Pharmaceutical sciences instructor and assistant dean for student affairs Steve Brown directs a group of students from the Governor's School of South Carolina at the College of Charleston in the formulation of a dermatologic cream for drug delivery. The students visited MUSC June 30. From left are Brown, Purvi Amin from A.C. Flora High School, Claudia Reyner of A.C. Flora, Casey Courtney of Beaufort High School, Sara Page of T.L. Hanna High School, and Jennifer Lee of Charleston Academic Magnet School. Other students were directed by Deborah Ray Holly, Pharm.D., of College of Pharmacy/Pharmacy and Clinical Sciences. 

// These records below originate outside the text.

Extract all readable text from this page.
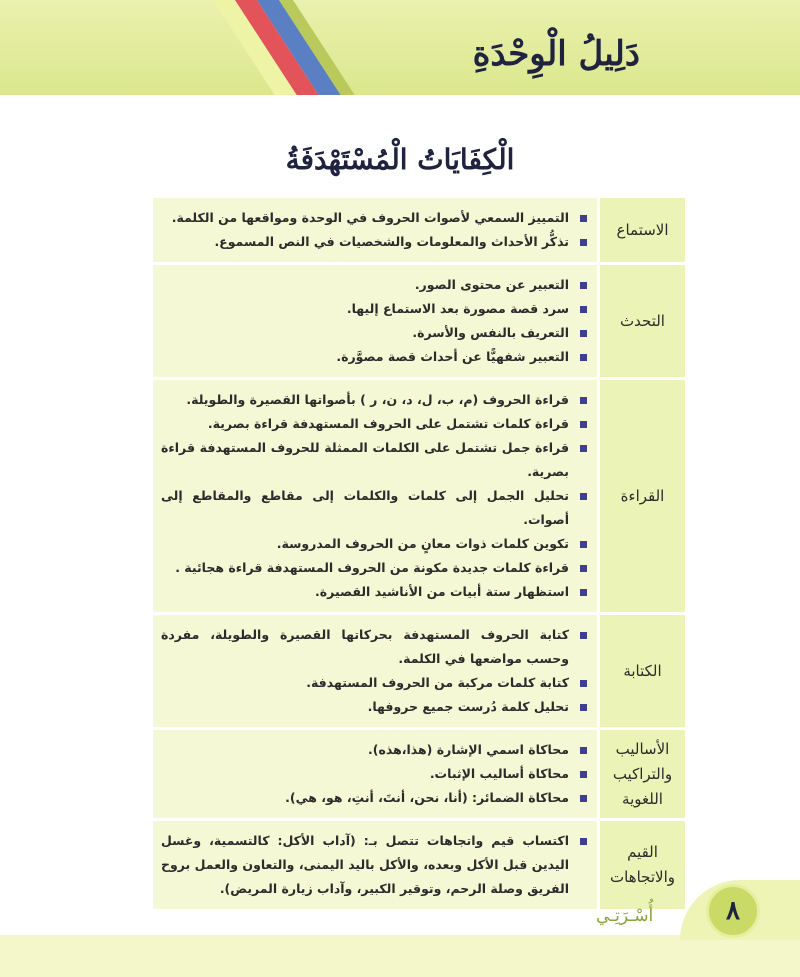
دَلِيلُ الْوِحْدَةِ
الْكِفَايَاتُ الْمُسْتَهْدَفَةُ
الاستماع
التمييز السمعي لأصوات الحروف في الوحدة ومواقعها من الكلمة.
تذكُّر الأحداث والمعلومات والشخصيات في النص المسموع.
التحدث
التعبير عن محتوى الصور.
سرد قصة مصورة بعد الاستماع إليها.
التعريف بالنفس والأسرة.
التعبير شفهيًّا عن أحداث قصة مصوَّرة.
القراءة
قراءة الحروف (م، ب، ل، د، ن، ر ) بأصواتها القصيرة والطويلة.
قراءة كلمات تشتمل على الحروف المستهدفة قراءة بصرية.
قراءة جمل تشتمل على الكلمات الممثلة للحروف المستهدفة قراءة بصرية.
تحليل الجمل إلى كلمات والكلمات إلى مقاطع والمقاطع إلى أصوات.
تكوين كلمات ذوات معانٍ من الحروف المدروسة.
قراءة كلمات جديدة مكونة من الحروف المستهدفة قراءة هجائية .
استظهار ستة أبيات من الأناشيد القصيرة.
الكتابة
كتابة الحروف المستهدفة بحركاتها القصيرة والطويلة، مفردة وحسب مواضعها في الكلمة.
كتابة كلمات مركبة من الحروف المستهدفة.
تحليل كلمة دُرست جميع حروفها.
الأساليب والتراكيب اللغوية
محاكاة اسمي الإشارة (هذا،هذه).
محاكاة أساليب الإثبات.
محاكاة الضمائر: (أنا، نحن، أنتَ، أنتِ، هو، هي).
القيم والاتجاهات
اكتساب قيم واتجاهات تتصل بـ: (آداب الأكل: كالتسمية، وغسل اليدين قبل الأكل وبعده، والأكل باليد اليمنى، والتعاون والعمل بروح الفريق وصلة الرحم، وتوقير الكبير، وآداب زيارة المريض).
٨
أُسْـرَتِـي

They also received instruction in the various ways medications can be administered from lollipops to suppositories, especially for patients unable to swallow pills. The visit was one of a number of field trips exposing the students to careers in research and the health sciences. 
  
Other topics covered in the governor's school, which was established by Gov. James B. Edwards in 1976, included Global Issues ranging from Nation Building: Political Development and Constitutional Design to the Psychology of World events. 
  
The molecular biology section at the governor's school was led by MUSC Professor Emeritus George Tempel, Ph.D., assistant dean for scientific outreach in the Department of Physiology and Neuroscience.